暁に消え逝く星

 自分のうかつさにとことん後悔する。
 あの場は、雰囲気に流されたというか、淋しそうな子供を慰めるというか、するのがお約束、みたいな状況だったので、アウレシアは正直なところ、そんなに深く考えてはいなかったのだ。
 意味があるかというと、ないような、あるような、アウレシア自身にも結局わかっていない。
 しかし、今まで付き合ってきた男達と、イルグレンは違うのを計算に入れていなかった。
 アウレシアの常識とはまったくもってかけ離れ過ぎている。

 天然皇子は、どこまでいっても天然だった。

 天然には、真面目に対抗しても無駄だ。
 ここは一つ――誤魔化すしかない。

「こ、この件は、ひとまずおいておこう」

 それが、アウレシアが今できる最善の逃げ口上だった。
「? おいておくとは?」
「ええっと――結局、気持ちに確信が持てないってことだろ? 確信が持てるまでは、そのことには触れないことにするんだよ。あたし達は、今まで通り楽しく旅をする。それで確信が持てたら、そのことについて話し合う」
「――何か、腑に落ちぬところもあるが、確信が持てたら、触れてもいいのか」
「ああ、そうしよう。

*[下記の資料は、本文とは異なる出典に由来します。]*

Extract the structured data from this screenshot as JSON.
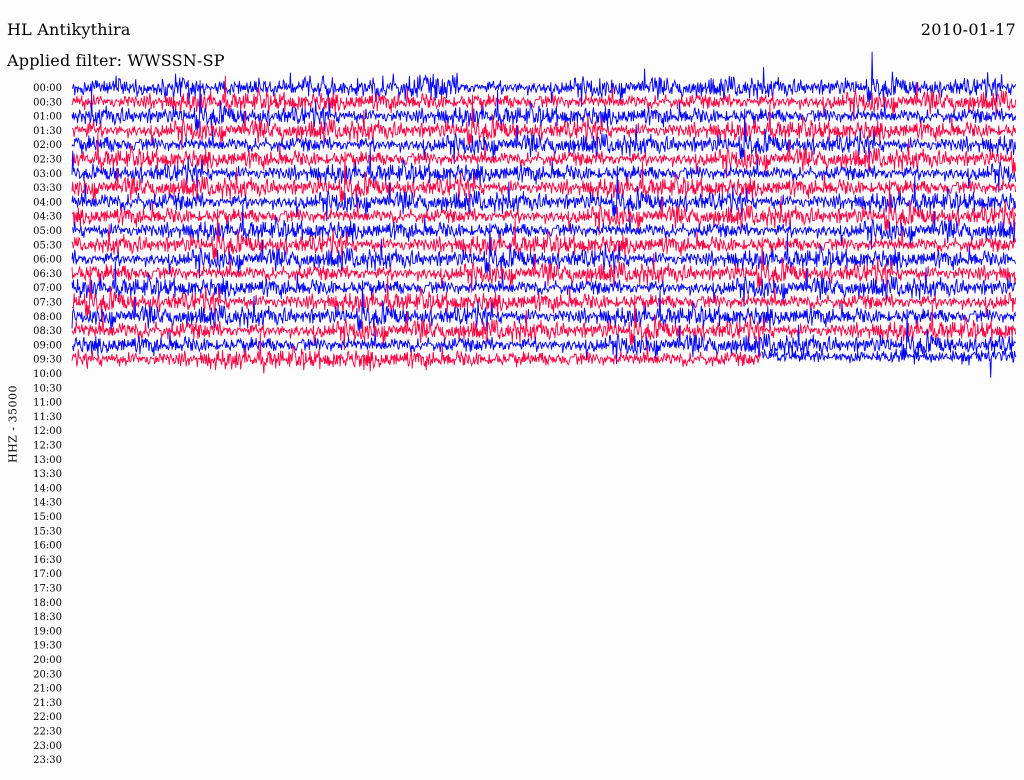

だから、この件は、今日はここまで!」
「わかった」
 素直に頷く天然皇子をよそに、アウレシアはめちゃめちゃ疲れた。
 天然もここまでくると質が悪い。
 腑に落ちないのはこっちのほうだ。
 たかがあれだけで、これだけ真剣に考える羽目になるなんて。
 どんな箱入りだ。
 それ以上ことが進んでたら、どのような展開になるやら、恐ろしくて考えもしたくない。
「レシア、今日はすぐ戻るのか?」
 能天気にかかる声に、アウレシアはこのまままっすぐ帰る気力はないと確信した。
 気持ちを切り替えねば、この天然皇子にもアルライカの軽口にも対抗できないだろう。
 顔を上げると、日差しはまだ高い。
 妙な汗もかいたことだし、アウレシアは気分転換をすることにした。